Николь в испуге отшатнулась от меня, вскочила на ноги и даже не закричала, а зашипела, как змея, во все стороны:
– Я не знала! Я не виновата! Он сам ко мне пришел! Вставай, тебя ждут! Вставай же. Просыпайтесь, Михаил Дмитриевич, пресса подошла.
Я открыл глаза и вытер вспотевший от ужаса лоб.
– Михаил Дмитриевич, у вас сегодня четыре подхода к прессе, – официальным тоном сообщила мне Николь, и я догадливо поискал глазами непрошеных свидетелей.
Так и есть, рядом с нами уже переминались с ноги на ногу две ярко раскрашенные улыбчивые блондинки и один хмурый молодой человек с небольшой треногой на плече и огромной телекамерой в руках.
Я послушно встал, и вся моя свита тут же двинулась из партера в коридор, ловко раздвигая разодетую толпу и услужливо показывая мне дорогу.
Глава двенадцатая
– Вечером показ в Зверюшнике, тебе надо будет жестко оттоптаться по аборигенам, – заявила мне Николь, едва официант отошел от нашего столика.

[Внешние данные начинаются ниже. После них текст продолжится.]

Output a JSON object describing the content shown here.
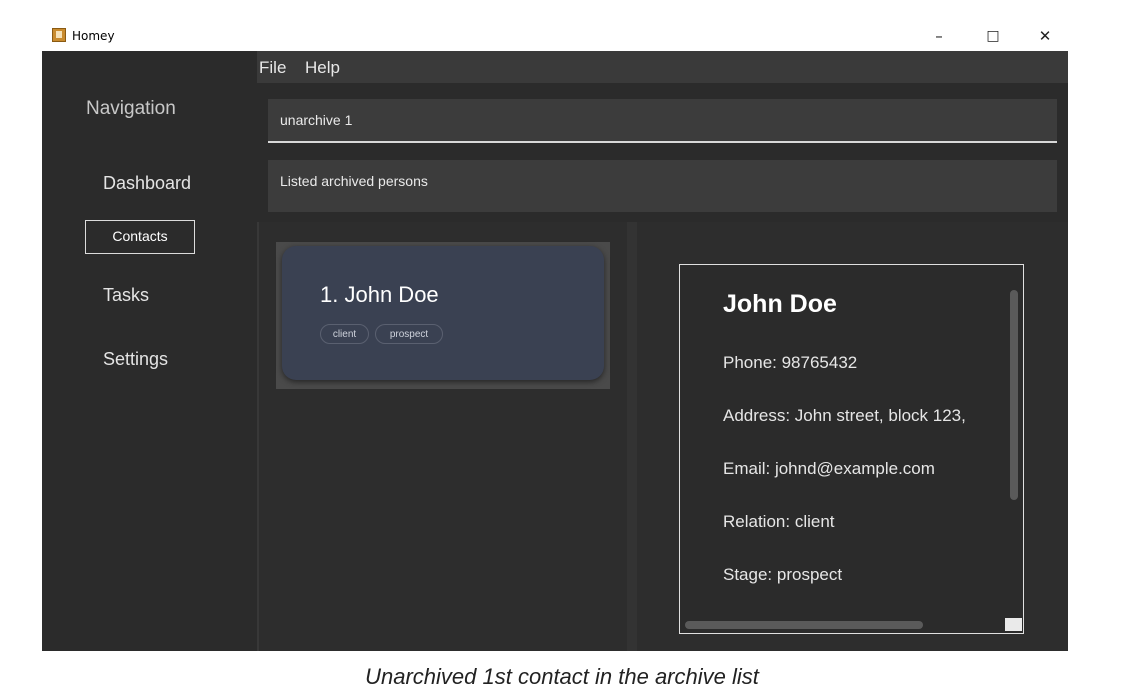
{
  "window": {
    "title": "Homey",
    "minimize": "–",
    "maximize": "□",
    "close": "✕"
  },
  "menu": {
    "file": "File",
    "help": "Help"
  },
  "sidebar": {
    "title": "Navigation",
    "items": [
      {
        "label": "Dashboard",
        "active": false
      },
      {
        "label": "Contacts",
        "active": true
      },
      {
        "label": "Tasks",
        "active": false
      },
      {
        "label": "Settings",
        "active": false
      }
    ]
  },
  "command_box": {
    "value": "unarchive 1"
  },
  "result_display": {
    "text": "Listed archived persons"
  },
  "contact_list": [
    {
      "index": "1.",
      "name": "John Doe",
      "tags": [
        "client",
        "prospect"
      ]
    }
  ],
  "detail": {
    "name": "John Doe",
    "phone": "Phone: 98765432",
    "address": "Address: John street, block 123,",
    "email": "Email: johnd@example.com",
    "relation": "Relation: client",
    "stage": "Stage: prospect"
  },
  "caption": "Unarchived 1st contact in the archive list",
  "colors": {
    "background": "#2b2b2b",
    "card": "#3a4152",
    "text": "#e6e6e6"
  }
}
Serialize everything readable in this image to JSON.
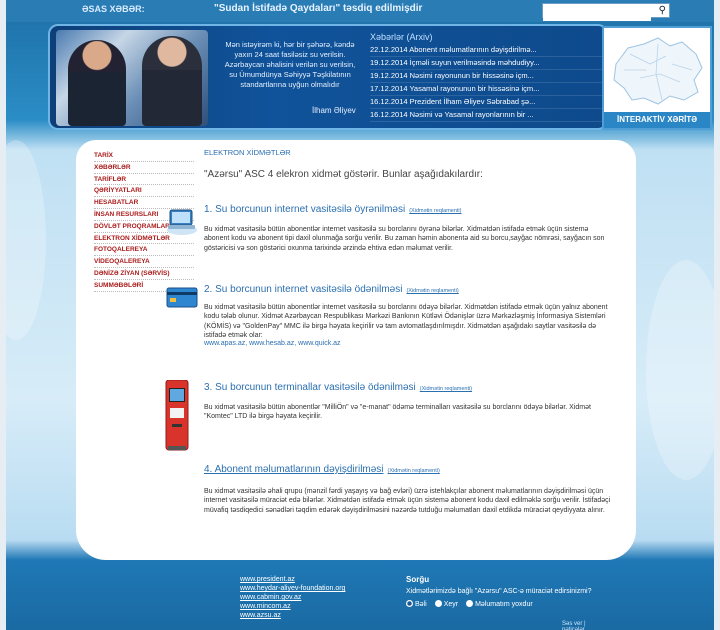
{
  "topbar": {
    "logo_text": "ƏSAS XƏBƏR:",
    "news_ticker": "\"Sudan İstifadə Qaydaları\" təsdiq edilmişdir",
    "search_placeholder": ""
  },
  "header": {
    "quote": "Mən istəyirəm ki, hər bir şəhərə, kəndə yaxın 24 saat fasiləsiz su verilsin. Azərbaycan əhalisini verilən su verilsin, su Ümumdünya Səhiyyə Təşkilatının standartlarına uyğun olmalıdır",
    "quote_author": "İlham Əliyev",
    "news_title": "Xəbərlər (Arxiv)",
    "news": [
      "22.12.2014 Abonent məlumatlarının dəyişdirilmə...",
      "19.12.2014 İçməli suyun verilməsində məhdudiyy...",
      "19.12.2014 Nəsimi rayonunun bir hissəsinə içm...",
      "17.12.2014 Yasamal rayonunun bir hissəsinə içm...",
      "16.12.2014 Prezident İlham Əliyev Səbrabad şə...",
      "16.12.2014 Nəsimi və Yasamal rayonlarının bir ..."
    ],
    "map_label": "İNTERAKTİV XƏRİTƏ"
  },
  "sidebar": {
    "items": [
      "TARİX",
      "XƏBƏRLƏR",
      "TARİFLƏR",
      "QƏRİYYATLARI",
      "HESABATLAR",
      "İNSAN RESURSLARI",
      "DÖVLƏT PROQRAMLARI",
      "ELEKTRON XİDMƏTLƏR",
      "FOTOQALEREYA",
      "VİDEOQALEREYA",
      "DƏNİZƏ ZİYAN (SƏRVİS)",
      "SUMMƏBƏLƏRİ"
    ]
  },
  "main": {
    "breadcrumb": "ELEKTRON XİDMƏTLƏR",
    "intro": "\"Azərsu\" ASC 4 elekron xidmət göstərir. Bunlar aşağıdakılardır:",
    "services": [
      {
        "title": "1. Su borcunun internet vasitəsilə öyrənilməsi",
        "link": "(Xidmətin reqlamenti)",
        "text": "Bu xidmət vasitəsilə bütün abonentlər internet vasitəsilə su borclarını öyrənə bilərlər. Xidmətdən istifadə etmək üçün sistemə abonent kodu və abonent tipi daxil olunmağa sorğu verilir. Bu zaman həmin abonentə aid su borcu,sayğac nömrəsi, sayğacın son göstəricisi və son göstərici oxunma tarixində ərzində ehtiva edən məlumat verilir.",
        "sites": ""
      },
      {
        "title": "2. Su borcunun internet vasitəsilə ödənilməsi",
        "link": "(Xidmətin reqlamenti)",
        "text": "Bu xidmət vasitəsilə bütün abonentlər internet vasitəsilə su borclarını ödəyə bilərlər. Xidmətdən istifadə etmək üçün yalnız abonent kodu tələb olunur. Xidmət Azərbaycan Respublikası Mərkəzi Bankının Kütləvi Ödənişlər üzrə Mərkəzləşmiş İnformasiya Sistemləri (KÖMİS) və \"GoldenPay\" MMC ilə birgə həyata keçirilir və tam avtomatlaşdırılmışdır. Xidmətdən aşağıdakı saytlar vasitəsilə də istifadə etmək olar:",
        "sites": "www.apas.az, www.hesab.az, www.quick.az"
      },
      {
        "title": "3. Su borcunun terminallar vasitəsilə ödənilməsi",
        "link": "(Xidmətin reqlamenti)",
        "text": "Bu xidmət vasitəsilə bütün abonentlər \"MilliÖn\" və \"e-manat\" ödəmə terminalları vasitəsilə su borclarını ödəyə bilərlər. Xidmət \"Komtec\" LTD ilə birgə həyata keçirilir.",
        "sites": ""
      },
      {
        "title": "4. Abonent məlumatlarının dəyişdirilməsi",
        "link": "(Xidmətin reqlamenti)",
        "text": "Bu xidmət vasitəsilə əhali qrupu (mənzil fərdi yaşayış və bağ evləri) üzrə istehlakçılar abonent məlumatlarının dəyişdirilməsi üçün internet vasitəsilə müraciət edə bilərlər. Xidmətdən istifadə etmək üçün sistemə abonent kodu daxil edilməklə sorğu verilir. İstifadəçi müvafiq təsdiqedici sənədləri təqdim edərək dəyişdirilməsini nəzərdə tutduğu məlumatları daxil etdikdə müraciət qeydiyyata alınır.",
        "sites": ""
      }
    ]
  },
  "footer": {
    "links": [
      "www.president.az",
      "www.heydar-aliyev-foundation.org",
      "www.cabmin.gov.az",
      "www.mincom.az",
      "www.azsu.az"
    ],
    "poll_title": "Sorğu",
    "poll_question": "Xidmətlərimizdə bağlı \"Azərsu\" ASC-ə müraciət edirsinizmi?",
    "poll_options": [
      "Bəli",
      "Xeyr",
      "Məlumatım yoxdur"
    ],
    "poll_results": "Səs ver | nəticələr"
  }
}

Мы сидели в обычном уличном кафе, где не надо было держать лицо или делать вид, что ты прячешься от папарацци.
Это было простое московское уличное кафе: несколько столиков на типичной городской улочке – широкий пыльный тротуар, исцарапанные сразу во всех видных местах, зато старательно умытые с утра пластмассовые кресла, плюс книжки меню в обложках из кожзаменителя, привязанные грязно-серыми бумажными веревочками к потертым жизнью столикам.
Только невежды полагают, что подобные характеристики именуются отрицательными – на самом деле все вышеперечисленное лишь объясняет повышенную востребованность заведения, где мы втроем уселись отдохнуть после напряженного дня.
Впрочем, Ганса нельзя было назвать третьим – он был просто соседом, подхватившим со стойки бара случайную газету и теперь уныло бубнившим в ожидании своего пива унылый и предсказуемый текст:
«По словам специалиста по календарю майя Натальи Ефремовой, кризис продлится максимум до января следующего года. Сейчас Земля переходит на новый поток вибрации: магнитно-вибрационное поле нашей планеты изменяет свою частоту. Также изменяется положение земных осей. А вот экстрасенс Антуан Капица говорит, что причиной углубления финансового кризиса стало поведение Меркурия, который отвечает за бизнес-сектор. С конца сентября эта планета развернулась и пошла в обратном направлении, сообщил Капица. По словам популярного астролога, обратное движение Меркурия продолжится до пятнадцатого октября. После этого можно будет ожидать относительной стабилизации финансового сектора, а курс доллара пойдет на спад. Прогнозируемая дата относительного спокойствия на рынке ценных бумаг – начало ноября»…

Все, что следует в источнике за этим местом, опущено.